1. Se lêssemos a totalidade dos programas dos
candidatos às autárquicas descobriríamos que muito
mais grave do que as promessas não cumpridas pode
ser aquilo que os candidatos se propõem fazer caso
fossem eleitos. Por exemplo, a figura do "Zé" fica
muito menos simpática quando se lêem as páginas que
no seu programa Sá Fernandes dedica às escolas do
ensino básico. O que aí encontramos é um intenso
dirigismo, proveniente de um partido que pretende
aumentar o controlo municipal sobre as famílias,
impedindo-as de escolherem a escola pública que lhes
for mais conveniente e que vê na escola pública o
espaço ideal para fazer proselitismo político -
vejam-se, por exemplo, as linhas dedicadas à
Educação para a Cidadania no seu programa. É claro
que no passado as coisas tinham designações mais
óbvias, como Mocidade Portuguesa ou Pioneiros, mas
nos tempos que correm as aulas de Educação para a
Cidadania podem vir a ser utilizadas como espaços de
doutrinação. E o "Zé" sabe disso.
2. Basta acompanhar a recente polémica sobre o
serviço cívico que tem atravessado as páginas do
PÚBLICO para perceber como o tempo não lectivo dos
estudantes sempre foi terreno fértil para
proselitismos vários. Contudo, a par dessa discussão
sobre "quem mandou quem fazer o quê", é importante
que demos mais alguma atenção ao que foram e como
funcionaram essas mobilizações do chamado sector
intelectual e estudantil após o 25 de Abril.

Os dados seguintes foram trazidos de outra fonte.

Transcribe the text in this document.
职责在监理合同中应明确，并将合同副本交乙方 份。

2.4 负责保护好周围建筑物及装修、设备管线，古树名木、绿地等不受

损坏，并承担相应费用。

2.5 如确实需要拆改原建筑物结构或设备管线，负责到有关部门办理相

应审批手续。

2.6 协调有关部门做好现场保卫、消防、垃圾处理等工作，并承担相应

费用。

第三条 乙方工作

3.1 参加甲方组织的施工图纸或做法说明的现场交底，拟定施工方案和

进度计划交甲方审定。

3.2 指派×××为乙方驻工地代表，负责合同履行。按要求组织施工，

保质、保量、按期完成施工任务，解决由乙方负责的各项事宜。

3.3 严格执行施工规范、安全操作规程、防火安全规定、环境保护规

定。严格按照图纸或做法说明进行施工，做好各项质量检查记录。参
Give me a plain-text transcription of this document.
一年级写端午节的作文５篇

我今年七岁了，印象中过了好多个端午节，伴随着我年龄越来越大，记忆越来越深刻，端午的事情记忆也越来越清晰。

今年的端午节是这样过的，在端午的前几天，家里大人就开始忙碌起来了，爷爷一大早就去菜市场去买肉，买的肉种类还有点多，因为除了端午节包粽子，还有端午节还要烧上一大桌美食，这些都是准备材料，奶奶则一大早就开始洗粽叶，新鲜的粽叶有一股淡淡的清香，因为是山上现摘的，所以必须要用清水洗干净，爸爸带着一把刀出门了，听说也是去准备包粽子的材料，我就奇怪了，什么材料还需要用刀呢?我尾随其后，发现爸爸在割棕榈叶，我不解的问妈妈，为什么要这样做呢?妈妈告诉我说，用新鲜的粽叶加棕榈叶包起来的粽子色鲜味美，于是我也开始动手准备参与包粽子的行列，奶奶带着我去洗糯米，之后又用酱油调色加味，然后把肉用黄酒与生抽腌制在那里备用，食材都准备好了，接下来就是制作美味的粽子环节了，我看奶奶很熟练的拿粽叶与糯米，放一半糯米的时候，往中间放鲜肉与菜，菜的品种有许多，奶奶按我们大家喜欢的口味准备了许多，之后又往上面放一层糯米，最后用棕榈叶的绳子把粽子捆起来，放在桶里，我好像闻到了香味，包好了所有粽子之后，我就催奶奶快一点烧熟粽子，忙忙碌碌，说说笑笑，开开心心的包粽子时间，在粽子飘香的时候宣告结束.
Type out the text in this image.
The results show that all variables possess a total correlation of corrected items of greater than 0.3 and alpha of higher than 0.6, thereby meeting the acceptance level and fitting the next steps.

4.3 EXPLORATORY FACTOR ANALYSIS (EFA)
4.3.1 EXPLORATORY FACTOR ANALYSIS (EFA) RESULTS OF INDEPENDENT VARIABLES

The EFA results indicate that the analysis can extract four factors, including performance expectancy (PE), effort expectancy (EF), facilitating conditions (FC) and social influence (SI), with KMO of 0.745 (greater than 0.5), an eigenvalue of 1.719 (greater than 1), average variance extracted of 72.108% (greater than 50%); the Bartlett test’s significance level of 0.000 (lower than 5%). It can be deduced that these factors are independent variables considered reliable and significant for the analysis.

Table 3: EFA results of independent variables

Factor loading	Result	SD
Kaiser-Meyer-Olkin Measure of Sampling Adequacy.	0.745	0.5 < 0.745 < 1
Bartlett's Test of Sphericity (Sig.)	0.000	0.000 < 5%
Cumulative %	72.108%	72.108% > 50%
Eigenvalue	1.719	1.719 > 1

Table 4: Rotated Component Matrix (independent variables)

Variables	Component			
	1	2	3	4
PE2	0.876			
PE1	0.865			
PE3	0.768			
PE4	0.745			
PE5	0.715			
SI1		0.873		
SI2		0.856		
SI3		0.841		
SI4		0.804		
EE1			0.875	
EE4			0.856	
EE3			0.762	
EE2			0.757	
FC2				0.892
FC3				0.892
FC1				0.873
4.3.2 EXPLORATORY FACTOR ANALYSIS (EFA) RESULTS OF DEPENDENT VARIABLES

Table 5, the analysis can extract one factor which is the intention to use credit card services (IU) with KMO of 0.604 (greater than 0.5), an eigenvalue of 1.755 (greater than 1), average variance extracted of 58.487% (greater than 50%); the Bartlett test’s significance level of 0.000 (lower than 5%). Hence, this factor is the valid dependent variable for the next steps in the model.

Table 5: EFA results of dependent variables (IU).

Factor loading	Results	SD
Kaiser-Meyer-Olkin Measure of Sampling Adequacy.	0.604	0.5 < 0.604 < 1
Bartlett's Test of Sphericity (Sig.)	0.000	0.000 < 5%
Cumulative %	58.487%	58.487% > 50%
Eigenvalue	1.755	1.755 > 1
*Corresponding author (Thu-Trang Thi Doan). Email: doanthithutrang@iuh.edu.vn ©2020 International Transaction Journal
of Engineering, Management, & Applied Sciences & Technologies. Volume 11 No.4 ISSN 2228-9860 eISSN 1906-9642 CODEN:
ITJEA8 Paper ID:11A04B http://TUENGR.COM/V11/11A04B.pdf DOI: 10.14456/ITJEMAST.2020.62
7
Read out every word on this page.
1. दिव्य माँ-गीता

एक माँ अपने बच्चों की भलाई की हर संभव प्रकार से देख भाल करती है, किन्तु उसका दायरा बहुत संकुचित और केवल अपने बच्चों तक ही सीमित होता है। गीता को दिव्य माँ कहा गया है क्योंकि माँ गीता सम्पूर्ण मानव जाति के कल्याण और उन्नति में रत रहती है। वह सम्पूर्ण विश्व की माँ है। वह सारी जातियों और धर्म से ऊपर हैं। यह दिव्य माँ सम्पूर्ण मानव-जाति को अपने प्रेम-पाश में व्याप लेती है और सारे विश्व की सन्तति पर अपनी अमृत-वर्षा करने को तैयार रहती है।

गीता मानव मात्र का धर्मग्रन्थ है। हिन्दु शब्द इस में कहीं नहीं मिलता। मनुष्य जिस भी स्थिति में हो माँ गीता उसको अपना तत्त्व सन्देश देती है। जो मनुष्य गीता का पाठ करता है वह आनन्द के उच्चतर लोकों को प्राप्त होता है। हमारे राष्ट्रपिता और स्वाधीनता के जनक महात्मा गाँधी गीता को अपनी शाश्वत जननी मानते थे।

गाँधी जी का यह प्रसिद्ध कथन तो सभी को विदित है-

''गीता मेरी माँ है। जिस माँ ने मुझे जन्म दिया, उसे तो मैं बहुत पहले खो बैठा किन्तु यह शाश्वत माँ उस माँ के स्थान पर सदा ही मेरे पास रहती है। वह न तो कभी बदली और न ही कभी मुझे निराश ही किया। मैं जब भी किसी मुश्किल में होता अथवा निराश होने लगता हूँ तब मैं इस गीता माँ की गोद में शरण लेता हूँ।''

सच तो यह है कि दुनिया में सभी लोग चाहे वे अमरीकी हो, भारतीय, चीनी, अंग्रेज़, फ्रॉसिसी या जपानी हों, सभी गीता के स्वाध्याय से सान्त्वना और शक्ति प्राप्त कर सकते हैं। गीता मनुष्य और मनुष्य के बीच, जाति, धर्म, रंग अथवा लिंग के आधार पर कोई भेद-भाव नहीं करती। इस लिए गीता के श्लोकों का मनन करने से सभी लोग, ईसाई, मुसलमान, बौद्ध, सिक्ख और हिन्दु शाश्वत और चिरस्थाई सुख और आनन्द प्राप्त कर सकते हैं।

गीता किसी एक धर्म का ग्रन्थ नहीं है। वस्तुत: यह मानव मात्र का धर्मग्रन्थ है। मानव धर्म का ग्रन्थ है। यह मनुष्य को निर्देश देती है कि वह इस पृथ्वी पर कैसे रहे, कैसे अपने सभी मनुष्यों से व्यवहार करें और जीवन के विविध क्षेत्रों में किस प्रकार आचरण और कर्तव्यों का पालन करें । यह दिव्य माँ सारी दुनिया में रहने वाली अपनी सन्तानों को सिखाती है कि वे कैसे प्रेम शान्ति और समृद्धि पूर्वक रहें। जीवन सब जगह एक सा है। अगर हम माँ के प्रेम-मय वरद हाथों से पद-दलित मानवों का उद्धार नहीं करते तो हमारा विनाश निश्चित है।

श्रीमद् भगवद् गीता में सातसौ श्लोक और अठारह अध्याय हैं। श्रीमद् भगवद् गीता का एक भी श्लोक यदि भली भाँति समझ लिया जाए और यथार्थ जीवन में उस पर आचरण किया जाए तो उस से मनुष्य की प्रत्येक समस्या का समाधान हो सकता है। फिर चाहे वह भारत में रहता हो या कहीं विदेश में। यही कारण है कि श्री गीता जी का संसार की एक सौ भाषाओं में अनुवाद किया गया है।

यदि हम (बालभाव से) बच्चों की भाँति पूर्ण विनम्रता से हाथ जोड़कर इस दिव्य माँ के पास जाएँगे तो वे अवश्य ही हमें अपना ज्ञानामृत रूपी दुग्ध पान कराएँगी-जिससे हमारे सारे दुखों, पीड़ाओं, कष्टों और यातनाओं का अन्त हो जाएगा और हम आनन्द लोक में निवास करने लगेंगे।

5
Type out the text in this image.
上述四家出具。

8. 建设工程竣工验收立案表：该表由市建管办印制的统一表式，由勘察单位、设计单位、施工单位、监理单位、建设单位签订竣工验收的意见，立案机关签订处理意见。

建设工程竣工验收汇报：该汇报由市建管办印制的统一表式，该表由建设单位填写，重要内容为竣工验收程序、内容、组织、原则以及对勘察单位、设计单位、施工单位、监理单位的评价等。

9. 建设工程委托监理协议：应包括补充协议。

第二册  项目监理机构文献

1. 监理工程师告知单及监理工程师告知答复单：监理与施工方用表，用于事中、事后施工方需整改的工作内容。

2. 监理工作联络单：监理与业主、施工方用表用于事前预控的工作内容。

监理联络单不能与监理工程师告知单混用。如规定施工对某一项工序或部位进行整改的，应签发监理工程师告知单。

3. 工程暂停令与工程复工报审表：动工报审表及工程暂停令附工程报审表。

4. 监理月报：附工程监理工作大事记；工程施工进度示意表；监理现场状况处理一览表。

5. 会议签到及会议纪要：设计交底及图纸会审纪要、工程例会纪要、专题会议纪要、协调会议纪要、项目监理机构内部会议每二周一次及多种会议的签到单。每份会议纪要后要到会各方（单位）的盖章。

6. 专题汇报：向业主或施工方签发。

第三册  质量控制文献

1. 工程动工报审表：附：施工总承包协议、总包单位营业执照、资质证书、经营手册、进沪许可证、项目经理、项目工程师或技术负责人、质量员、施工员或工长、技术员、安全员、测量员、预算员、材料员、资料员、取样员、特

Os processos revolucionários detestam o ócio, os
tempos livres e temem as actividades cuja
organização do tempo e das hierarquias lhes surge
como desregulada. Os serviços cívicos e as campanhas
de alfabetização funcionam como meio de ocupação e
controlo daqueles que, pelo seu estilo de vida, são
dificilmente controláveis. (Assim se entende que
durante o congresso dos escritores, em 1975, uma das
propostas aí apresentadas até colocasse a hipótese
de se alargar o serviço cívico aos escritores.)
O PREC não dividiu os portugueses apenas em
revolucionários e contra-revolucionários. O povo que
supostamente seria libertado pela revolução também
foi dividido em consciente e alienado. Às vezes, o
retrato dos alienados do Norte era quase grotesco.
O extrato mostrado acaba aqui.